The Get Up Kids are all grown up

Erin Randolph

Waking up at 6 a.m. and watching “Teletubbies” on television doesn’t exactly sound like a stereotypical Tuesday morning for a successful musician in an independent band as accomplished as The Get Up Kids.

But for Matt Pryor, guitarist and vocalist, this is standard since Lillian, his 8-month-old daughter, came into his life.

OK, so he fell asleep on the couch while his daughter watched “Teletubbies,” but the point is that The Get Up Kids are all grown up. Four out of five members are now married, including Pryor, and their maturity abounds from their latest release, “On a Wire.”

Though the members of The Get Up Kids are consistently used to define the ambiguous “emo” tag, more accurately they’re a Midwestern rock ‘n’ roll band. Not John Mellencamp. The Replacements.

Since the band’s debut in 1996, three full-length CDs, one retrospective collection of singles and rarities, and a slew of EPs and seven-inch records have followed. The Get Up Kids are signed to one of the most prominent indie labels, Vagrant Records, alongside Dashboard Confessional and Saves the Day.

With a band, a wife, a baby, a new recording studio, a mail-order business and an upcoming tour that will stop in Omaha on Saturday and Iowa City on Sunday, Pryor has learned the value of multitasking.

On this particular afternoon, while speaking from a cell phone, he is driving from his house in Lawrence, Kan., to the band’s newly acquired recording studio, The Black Lodge.

It’s 2:38 p.m., and quiet crunching noises can be heard between Pryor’s sentences.

“I’m eating a carrot. I’m sorry, I haven’t eaten anything all day,” Pryor apologizes. “I can talk on the phone, eat a carrot and drive at the same time.”

The Black Lodge, formerly known as Red House Recordings, was the site where many Get Up Kid albums were recorded, including much of 2001’s “Eudora.” Though one would think there would be nostalgic motives behind purchasing the studio, Pryor insists this is not the case.

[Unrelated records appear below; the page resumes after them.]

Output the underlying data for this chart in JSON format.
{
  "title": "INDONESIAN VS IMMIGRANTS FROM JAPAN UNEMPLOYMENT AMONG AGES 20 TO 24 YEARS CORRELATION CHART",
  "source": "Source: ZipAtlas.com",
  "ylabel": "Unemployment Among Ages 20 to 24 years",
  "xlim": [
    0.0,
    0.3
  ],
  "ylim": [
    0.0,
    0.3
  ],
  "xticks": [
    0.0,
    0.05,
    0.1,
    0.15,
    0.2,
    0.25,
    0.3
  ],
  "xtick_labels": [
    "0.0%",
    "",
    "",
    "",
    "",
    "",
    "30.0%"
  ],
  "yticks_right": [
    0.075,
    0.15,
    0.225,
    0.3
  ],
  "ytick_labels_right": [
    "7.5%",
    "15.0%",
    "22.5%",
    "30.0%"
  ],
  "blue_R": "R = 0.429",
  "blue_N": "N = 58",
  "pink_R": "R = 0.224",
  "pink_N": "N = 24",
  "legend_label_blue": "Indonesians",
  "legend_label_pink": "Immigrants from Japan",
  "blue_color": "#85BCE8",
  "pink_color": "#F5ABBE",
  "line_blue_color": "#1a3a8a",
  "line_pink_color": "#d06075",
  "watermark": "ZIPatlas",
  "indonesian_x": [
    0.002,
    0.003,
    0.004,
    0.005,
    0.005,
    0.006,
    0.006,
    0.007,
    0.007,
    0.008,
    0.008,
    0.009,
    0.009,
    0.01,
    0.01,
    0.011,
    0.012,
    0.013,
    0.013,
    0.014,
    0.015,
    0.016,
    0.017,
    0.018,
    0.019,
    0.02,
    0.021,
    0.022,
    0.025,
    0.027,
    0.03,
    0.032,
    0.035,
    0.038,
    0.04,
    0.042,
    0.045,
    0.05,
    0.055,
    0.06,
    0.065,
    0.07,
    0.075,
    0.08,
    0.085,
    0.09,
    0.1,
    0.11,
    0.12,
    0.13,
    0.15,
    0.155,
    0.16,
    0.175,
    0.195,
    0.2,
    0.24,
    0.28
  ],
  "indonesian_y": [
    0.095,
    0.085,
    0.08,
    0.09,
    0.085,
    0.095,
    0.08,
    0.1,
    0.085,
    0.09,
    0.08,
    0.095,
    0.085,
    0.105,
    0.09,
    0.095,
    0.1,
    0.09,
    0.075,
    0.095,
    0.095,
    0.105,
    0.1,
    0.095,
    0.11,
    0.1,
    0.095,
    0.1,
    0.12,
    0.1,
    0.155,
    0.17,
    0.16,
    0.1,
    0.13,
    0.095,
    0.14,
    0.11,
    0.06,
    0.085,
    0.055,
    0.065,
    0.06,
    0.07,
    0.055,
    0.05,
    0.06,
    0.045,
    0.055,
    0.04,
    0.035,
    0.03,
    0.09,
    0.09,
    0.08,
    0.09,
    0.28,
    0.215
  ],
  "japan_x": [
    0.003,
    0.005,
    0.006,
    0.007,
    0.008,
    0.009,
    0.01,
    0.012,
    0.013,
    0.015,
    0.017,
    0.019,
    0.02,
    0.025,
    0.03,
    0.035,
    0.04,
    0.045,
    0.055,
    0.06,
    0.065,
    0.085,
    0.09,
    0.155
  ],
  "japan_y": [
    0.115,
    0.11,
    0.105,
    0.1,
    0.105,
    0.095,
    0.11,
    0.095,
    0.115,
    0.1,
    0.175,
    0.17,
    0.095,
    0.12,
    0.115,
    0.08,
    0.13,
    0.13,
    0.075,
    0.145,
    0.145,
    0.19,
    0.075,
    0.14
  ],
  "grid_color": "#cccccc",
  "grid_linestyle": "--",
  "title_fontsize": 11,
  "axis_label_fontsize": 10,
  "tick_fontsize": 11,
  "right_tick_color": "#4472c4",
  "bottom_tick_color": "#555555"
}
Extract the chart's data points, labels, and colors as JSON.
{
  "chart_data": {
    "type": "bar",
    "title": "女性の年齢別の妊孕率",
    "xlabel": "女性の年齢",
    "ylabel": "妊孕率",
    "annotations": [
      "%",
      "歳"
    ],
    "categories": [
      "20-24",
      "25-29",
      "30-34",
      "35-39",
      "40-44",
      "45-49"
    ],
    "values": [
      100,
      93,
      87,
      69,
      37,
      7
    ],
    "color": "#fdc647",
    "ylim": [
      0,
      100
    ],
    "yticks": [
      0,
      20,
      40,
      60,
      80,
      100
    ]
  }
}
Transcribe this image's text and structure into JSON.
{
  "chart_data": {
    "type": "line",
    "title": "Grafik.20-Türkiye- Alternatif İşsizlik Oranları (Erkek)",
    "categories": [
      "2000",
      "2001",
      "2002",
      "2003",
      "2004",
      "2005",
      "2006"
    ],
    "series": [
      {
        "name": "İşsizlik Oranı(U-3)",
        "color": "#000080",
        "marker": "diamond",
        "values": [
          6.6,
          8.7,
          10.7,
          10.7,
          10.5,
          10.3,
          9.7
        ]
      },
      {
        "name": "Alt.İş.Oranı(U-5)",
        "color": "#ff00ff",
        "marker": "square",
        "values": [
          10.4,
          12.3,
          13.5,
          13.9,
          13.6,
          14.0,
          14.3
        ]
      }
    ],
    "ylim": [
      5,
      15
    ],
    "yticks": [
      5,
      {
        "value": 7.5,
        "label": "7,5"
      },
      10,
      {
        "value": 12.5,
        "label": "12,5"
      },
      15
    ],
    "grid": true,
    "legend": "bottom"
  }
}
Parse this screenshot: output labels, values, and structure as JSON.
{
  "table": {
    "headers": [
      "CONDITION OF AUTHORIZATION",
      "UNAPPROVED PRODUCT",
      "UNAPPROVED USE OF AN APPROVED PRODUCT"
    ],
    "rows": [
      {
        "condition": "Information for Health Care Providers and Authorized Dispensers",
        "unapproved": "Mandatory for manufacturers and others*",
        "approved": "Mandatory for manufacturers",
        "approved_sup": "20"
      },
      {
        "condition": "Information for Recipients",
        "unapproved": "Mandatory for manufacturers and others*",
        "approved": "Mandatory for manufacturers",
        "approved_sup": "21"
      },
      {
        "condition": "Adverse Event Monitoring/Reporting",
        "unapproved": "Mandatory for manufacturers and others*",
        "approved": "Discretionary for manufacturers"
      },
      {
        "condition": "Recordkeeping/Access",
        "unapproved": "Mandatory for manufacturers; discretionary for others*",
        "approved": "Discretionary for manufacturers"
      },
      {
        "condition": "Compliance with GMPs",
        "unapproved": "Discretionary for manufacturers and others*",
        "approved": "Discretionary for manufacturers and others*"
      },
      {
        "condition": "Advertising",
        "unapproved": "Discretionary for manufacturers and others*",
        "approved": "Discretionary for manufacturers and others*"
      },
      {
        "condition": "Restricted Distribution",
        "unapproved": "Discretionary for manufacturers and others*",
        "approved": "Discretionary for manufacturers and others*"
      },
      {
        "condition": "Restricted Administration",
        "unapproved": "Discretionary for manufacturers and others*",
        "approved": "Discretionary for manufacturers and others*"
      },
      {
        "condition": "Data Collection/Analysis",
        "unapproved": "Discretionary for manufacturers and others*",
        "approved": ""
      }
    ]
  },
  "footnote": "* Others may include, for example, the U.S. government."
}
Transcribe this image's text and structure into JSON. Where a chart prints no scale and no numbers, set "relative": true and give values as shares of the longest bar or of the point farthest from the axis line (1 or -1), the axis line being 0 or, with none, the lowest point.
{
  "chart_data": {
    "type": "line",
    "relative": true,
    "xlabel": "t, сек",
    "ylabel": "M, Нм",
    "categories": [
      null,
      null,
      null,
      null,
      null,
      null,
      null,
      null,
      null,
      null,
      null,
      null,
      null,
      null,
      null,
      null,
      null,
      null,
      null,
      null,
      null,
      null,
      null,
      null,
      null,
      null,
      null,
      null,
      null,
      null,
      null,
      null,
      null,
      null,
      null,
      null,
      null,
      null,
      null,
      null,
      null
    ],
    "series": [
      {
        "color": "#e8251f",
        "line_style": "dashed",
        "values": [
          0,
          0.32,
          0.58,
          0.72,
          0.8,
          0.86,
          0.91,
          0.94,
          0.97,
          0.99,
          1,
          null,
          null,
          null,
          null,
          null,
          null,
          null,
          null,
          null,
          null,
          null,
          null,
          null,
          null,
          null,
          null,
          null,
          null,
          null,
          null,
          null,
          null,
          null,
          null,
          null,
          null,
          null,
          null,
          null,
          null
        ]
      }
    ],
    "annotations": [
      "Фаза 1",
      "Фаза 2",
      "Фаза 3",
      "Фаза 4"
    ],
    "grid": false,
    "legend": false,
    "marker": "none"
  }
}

“Uh, I don’t know if nostalgia’s the right word,” Pryor corrects. “The place was kind of a shitbox when we always recorded there before. There’s not a whole lot of nostalgia involved. It’s more of a ‘Hey, this place is cool. We should buy it and record our records at home instead of going out so much.'”

This stay-at-home way of thinking is new to The Get Up Kids, who Pryor says used to find any excuse to leave Lawrence, though the upcoming Midwest and European tour dates will mean Pryor will have to leave home in support of the band’s newest album. Pryor says “On a Wire,” which marks a departure from previous releases, is the result of not being afraid to try something new. Reviews have been mixed.

“People either love it or hate it,” Pryor says. “I don’t care. I like it. We’ve only ever made music for ourselves. If anybody else likes it, great. If they don’t, that’s cool too.”

The acoustic strumming opener and title track for “On a Wire” is actually a painful lament about Pryor’s own father. “You’re a few years overdue/ I spent them waiting here for you,” Pryor confesses on the track.

Now trying to be the father to Lillian that Pryor never had, he hopes he’s learned a thing or two about what not to do. “Do hope I won’t/ Learn to make/ The same mistakes/ That you would.”

With Pryor’s being a father, a husband, the lead vocalist and guitarist for The Get Up Kids, singer-songwriter in The New Amsterdams, and a co-owner of both The Black Lodge and a mail-order distribution business, what is his top priority at the end of the day?

Without hesitation, Pryor answers, “My daughter.”